Mosquito-Borne Illnesses and Public Health Safety

Mosquito-Borne Illnesses and Public Health Safety Community Responsibility
The greatest defense against mosquito-borne illness is you. The homeowner. The parent. The average consumer.

Since one of the most widely recognized mosquito-borne illnesses-West Nile Virus-was first detected in the U.S., the potentially fatal disease has spread across the country from Pennsylvania to Washington state. Forty-one states and Washington D.C. have confirmed cases of West Nile.

Not all communities provide municipal mosquito management. But only a concerted community-wide effort can properly manage these pests and reduce the risks associated with them. Every town.

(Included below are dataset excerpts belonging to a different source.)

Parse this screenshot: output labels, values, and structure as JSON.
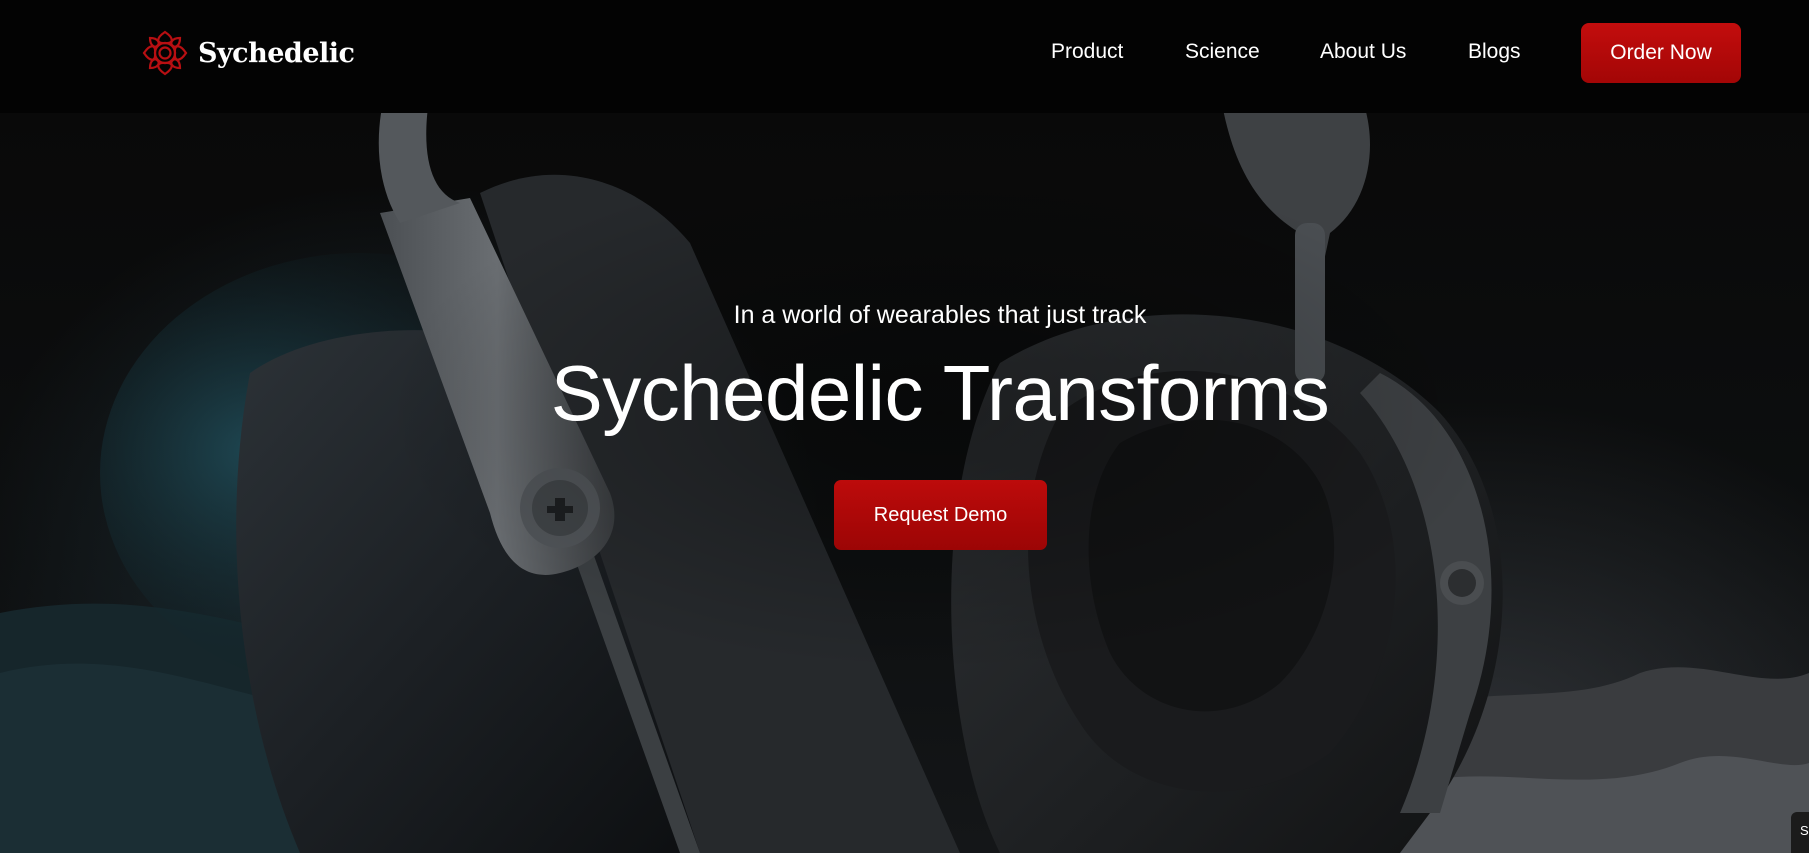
{
  "brand": {
    "name": "Sychedelic",
    "logo_icon": "rose-mandala-icon",
    "accent_color": "#b50808"
  },
  "nav": {
    "items": [
      {
        "label": "Product"
      },
      {
        "label": "Science"
      },
      {
        "label": "About Us"
      },
      {
        "label": "Blogs"
      }
    ],
    "cta_label": "Order Now"
  },
  "hero": {
    "tagline": "In a world of wearables that just track",
    "title": "Sychedelic Transforms",
    "cta_label": "Request Demo",
    "background_image": "headphones-photo"
  },
  "corner_tab": {
    "label": "S"
  }
}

Every neighbor.

Diseases Transmitted by Mosquitoes
Mosquitoes transmit several human diseases-all of which can be fatal-including: West Nile Virus. First detected in the U.S. in 1999, it can lead to serious complications of the liver or nervous system, inflammation of the brain (encephalitis) or paralysis. Malaria. Malaria was thought to have been eradicated in the U.S. but was detected in mosquitoes in Fairfax County, VA, in 2002. Dengue fever. A small but important risk for dengue fever exists in the United States. Travelers may introduce 100 to 200 cases into the U.S. each year.

How You Can Help Prevent the Spread of Mosquito-Borne Illnesses
Contact a local Pest Management Professional (PMP). PMPs can help homeowners reduce their exposure to mosquito bites by inspecting properties for mosquito breeding sites, treating to control mosquitoes or suggesting corrective actions, and providing basic information, current news releases and references to other information sources. Eliminate or reduce mosquito breeding sites by replacing all standing water at least once a week. This includes bird baths, ponds and pools. Remove unneeded vegetation or trash from around any standing water sources that cannot be changed, dumped or removed. Introduce mosquito-eating fish such as Gambusia, Green Sunfish, Bluegills and Minnows to standing water. Screen windows, doors, and other openings with mesh. Use mesh that is 18×18 strands per square inch, or finer. Seal around all screen edges, and keep doors and windows shut to prevent entry of most mosquito species. Avoid going outdoors when and where mosquitoes are most active: during dusk or dawn. Use insect repellent on exposed skin whenever or wherever mosquitoes are likely to bite. The most effective repellents currently available contain the active ingredient N,N-diethylbenza-mide (DEET), in concentrations up to about 35% (greater concentrations don’t offer better protection). Wear long-sleeved shirts and long-legged pants, preferably treated with a repellent as well.